The queuing and scheduling re-uses existing scheduler policies and port scheduler policy with the difference that a separate set of FC queues are created for each defined ISID context according to the encap-group configured under the egress context of the B-SAP. This is in addition to the set of queues defined in the SAP egress QoS policy applied to the egress of the entire SAP.
The user type in Figure: Egress queue scheduling maps to a specific encap-group defined for the B-SAP in CLI. The operator has the flexibility of scheduling many user types by assigning different scheduling parameters as follows:
A specific scheduler policy to each encap-group with a root scheduler which shapes the aggregate rate of all queues in the ISID context of the encap-group and provides strict priority scheduling to its children.

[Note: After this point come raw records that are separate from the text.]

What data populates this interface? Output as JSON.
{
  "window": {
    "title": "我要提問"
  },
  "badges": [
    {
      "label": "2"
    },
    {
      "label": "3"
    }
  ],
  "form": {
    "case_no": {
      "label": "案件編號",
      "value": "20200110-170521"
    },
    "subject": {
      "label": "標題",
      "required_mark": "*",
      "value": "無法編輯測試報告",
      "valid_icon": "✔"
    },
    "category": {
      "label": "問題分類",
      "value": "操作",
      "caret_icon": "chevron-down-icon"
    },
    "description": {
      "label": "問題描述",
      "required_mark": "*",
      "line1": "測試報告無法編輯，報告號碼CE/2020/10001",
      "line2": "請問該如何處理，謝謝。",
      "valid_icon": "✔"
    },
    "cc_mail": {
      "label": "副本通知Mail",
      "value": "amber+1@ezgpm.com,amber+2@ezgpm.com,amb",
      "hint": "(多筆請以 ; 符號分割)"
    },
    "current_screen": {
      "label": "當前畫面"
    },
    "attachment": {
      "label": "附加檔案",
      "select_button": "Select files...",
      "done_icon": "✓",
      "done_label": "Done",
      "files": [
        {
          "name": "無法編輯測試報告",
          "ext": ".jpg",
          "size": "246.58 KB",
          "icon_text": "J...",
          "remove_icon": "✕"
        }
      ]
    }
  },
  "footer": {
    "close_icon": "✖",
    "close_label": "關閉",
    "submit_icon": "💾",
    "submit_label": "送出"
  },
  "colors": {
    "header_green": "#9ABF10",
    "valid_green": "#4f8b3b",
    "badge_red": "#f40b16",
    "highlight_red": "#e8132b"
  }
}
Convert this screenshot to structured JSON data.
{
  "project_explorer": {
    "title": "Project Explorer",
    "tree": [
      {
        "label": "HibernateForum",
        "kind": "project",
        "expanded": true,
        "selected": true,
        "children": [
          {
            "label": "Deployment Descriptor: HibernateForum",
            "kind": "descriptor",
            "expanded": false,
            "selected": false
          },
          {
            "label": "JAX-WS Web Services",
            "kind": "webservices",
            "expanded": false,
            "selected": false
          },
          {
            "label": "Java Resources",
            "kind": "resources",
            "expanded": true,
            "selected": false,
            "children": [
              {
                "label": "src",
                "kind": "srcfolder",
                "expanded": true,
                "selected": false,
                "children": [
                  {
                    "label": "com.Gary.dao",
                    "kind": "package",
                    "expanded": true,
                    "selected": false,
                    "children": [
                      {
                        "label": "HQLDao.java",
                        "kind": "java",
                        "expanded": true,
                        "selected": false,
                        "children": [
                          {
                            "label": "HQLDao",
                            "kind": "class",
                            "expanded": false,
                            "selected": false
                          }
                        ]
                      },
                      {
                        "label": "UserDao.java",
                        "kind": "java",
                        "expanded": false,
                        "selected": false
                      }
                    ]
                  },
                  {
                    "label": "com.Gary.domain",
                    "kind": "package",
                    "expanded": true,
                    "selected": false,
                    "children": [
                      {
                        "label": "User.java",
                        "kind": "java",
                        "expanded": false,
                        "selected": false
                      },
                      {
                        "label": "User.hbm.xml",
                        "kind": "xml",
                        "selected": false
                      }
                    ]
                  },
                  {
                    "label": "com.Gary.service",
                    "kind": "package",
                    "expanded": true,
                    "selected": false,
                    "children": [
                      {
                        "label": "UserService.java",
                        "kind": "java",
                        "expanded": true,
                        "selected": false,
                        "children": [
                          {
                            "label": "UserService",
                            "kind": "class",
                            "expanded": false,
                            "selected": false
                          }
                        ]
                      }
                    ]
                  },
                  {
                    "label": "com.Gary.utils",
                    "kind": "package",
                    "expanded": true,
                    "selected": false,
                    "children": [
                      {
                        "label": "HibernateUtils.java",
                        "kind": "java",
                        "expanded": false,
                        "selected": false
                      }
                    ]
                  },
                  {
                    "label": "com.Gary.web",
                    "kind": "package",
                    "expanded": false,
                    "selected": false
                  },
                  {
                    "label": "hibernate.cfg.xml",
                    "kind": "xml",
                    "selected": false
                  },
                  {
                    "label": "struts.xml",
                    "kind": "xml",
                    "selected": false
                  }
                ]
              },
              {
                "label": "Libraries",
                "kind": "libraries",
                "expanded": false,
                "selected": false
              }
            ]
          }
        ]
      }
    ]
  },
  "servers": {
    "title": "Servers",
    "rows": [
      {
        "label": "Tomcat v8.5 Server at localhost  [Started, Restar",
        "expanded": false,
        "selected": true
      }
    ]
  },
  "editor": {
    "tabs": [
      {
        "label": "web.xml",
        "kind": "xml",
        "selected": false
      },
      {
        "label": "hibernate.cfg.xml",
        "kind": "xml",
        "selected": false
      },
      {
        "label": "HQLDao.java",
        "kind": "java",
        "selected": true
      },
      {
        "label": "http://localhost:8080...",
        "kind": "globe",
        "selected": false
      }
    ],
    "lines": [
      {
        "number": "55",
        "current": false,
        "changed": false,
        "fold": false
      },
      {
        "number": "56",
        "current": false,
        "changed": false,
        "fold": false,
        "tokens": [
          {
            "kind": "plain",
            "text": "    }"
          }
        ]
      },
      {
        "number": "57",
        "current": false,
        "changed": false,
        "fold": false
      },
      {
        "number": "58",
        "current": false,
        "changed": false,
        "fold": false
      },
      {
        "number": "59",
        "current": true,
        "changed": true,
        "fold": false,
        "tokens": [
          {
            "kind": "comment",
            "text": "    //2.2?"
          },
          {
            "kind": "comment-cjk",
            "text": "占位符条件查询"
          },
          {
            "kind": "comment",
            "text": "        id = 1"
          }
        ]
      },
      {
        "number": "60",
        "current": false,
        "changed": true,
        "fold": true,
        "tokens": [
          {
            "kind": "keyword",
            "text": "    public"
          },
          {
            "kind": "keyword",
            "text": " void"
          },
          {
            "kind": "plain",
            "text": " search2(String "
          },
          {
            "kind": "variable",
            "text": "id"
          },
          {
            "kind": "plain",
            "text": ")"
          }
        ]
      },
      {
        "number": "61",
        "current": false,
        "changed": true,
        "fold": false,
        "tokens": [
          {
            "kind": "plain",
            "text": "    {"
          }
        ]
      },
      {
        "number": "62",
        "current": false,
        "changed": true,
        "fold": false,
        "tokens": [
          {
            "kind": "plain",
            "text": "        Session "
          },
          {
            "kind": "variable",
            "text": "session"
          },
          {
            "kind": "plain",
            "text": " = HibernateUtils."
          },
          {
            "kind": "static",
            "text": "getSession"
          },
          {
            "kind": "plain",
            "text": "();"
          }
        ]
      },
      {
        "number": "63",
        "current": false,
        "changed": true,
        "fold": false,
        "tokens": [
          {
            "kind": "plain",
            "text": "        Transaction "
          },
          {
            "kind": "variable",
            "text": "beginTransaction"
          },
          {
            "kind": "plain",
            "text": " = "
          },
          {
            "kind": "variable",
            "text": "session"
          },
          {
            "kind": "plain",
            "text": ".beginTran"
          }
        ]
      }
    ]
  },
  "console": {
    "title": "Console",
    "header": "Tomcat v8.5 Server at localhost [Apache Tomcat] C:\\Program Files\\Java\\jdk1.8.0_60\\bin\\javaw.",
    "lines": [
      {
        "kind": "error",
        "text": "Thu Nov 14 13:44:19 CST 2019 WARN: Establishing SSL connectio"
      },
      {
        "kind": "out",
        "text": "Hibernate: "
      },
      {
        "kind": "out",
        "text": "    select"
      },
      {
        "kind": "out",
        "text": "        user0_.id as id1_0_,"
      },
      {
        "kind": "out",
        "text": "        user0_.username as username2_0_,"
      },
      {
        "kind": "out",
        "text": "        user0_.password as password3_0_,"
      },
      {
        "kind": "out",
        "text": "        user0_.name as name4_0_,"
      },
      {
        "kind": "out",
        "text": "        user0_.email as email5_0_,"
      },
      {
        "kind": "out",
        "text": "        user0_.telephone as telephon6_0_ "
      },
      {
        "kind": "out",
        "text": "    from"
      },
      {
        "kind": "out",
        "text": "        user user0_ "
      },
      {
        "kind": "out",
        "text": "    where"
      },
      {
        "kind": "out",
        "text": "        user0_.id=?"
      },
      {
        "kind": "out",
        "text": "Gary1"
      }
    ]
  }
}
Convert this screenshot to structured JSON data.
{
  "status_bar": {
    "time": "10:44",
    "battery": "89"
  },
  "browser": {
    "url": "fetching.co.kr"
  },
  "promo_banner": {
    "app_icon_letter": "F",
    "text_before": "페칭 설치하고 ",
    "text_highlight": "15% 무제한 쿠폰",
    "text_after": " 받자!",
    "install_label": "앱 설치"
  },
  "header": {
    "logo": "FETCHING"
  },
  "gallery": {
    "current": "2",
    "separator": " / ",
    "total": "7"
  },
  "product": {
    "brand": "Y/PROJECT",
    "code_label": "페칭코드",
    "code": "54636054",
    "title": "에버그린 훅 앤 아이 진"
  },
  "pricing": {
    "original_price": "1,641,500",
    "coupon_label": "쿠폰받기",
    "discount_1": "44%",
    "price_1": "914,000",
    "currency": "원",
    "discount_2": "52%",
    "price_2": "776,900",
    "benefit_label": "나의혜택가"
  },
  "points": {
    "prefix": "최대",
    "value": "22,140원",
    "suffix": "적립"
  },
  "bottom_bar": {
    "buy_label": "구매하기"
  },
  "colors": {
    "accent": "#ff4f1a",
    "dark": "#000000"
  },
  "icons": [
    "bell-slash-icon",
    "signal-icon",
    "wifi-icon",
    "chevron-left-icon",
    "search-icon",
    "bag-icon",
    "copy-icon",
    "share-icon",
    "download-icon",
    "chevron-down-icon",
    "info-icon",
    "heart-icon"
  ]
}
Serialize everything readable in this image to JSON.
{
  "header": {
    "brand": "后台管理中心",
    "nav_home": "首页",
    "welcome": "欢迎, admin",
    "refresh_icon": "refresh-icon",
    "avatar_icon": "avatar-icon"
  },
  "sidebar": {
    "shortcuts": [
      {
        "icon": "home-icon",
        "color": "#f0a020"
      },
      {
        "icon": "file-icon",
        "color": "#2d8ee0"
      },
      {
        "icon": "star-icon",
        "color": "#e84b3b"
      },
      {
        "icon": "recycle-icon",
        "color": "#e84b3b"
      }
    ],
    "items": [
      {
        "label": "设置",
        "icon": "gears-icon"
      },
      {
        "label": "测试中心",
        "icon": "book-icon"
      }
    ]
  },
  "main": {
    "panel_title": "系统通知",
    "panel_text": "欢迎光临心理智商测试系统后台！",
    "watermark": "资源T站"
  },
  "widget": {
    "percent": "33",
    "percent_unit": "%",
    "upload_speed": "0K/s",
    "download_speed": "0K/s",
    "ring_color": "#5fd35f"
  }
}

A second tier scheduler can be used as a WFQ scheduler to aggregate a subset of the ISID context FC queues. Alternatively, the operator can apply an aggregate rate limit to the ISID context instead of a scheduler policy.
A specific priority level when parenting the ISID queues or the root of the scheduler policy serving the ISID queues to the port scheduler.
Ability to use the weighted scheduler group to further distribute the bandwidth to the queues or root schedulers within the same priority level according to configured weights.
To make the shaping of the ISID context reflect the SLA associated with each user type, it is required to subtract the operator’s PBB overhead from the Ethernet frame size. For that purpose, a packet byte-offset parameter is added to the context of a queue.
config>qos>sap-egress>queue>packet-byte-offset {add bytes | subtract bytes}
When a packet-byte-offset value is applied to a queue instance, it adjusts the immediate packet size. This means that the queue rates, like the operational PIR and CIR, and queue bucket updates use the adjusted packet size. In addition, the queue statistics also reflect the adjusted packet size. Scheduler policy rates, which are data rates, use the adjusted packet size.
The port scheduler max-rate and priority level rates and weights, if a Weighted Scheduler Group is used, are always ‟on-the-wire” rates and therefore use the actual frame size. The same applies to the agg-rate-limit on a SAP, a subscriber, or a Multi-Service Site (MSS) when the queue is port-parented.
When the user enables frame-based-accounting in a scheduler policy or queue-frame-based-accounting with agg-rate-limit in a port scheduler policy, the queue rate is capped to a user- configured ‟on-the-wire” rate and the packet-byte-offset is not included; however, the packet-byte-offset is applied to the statistics.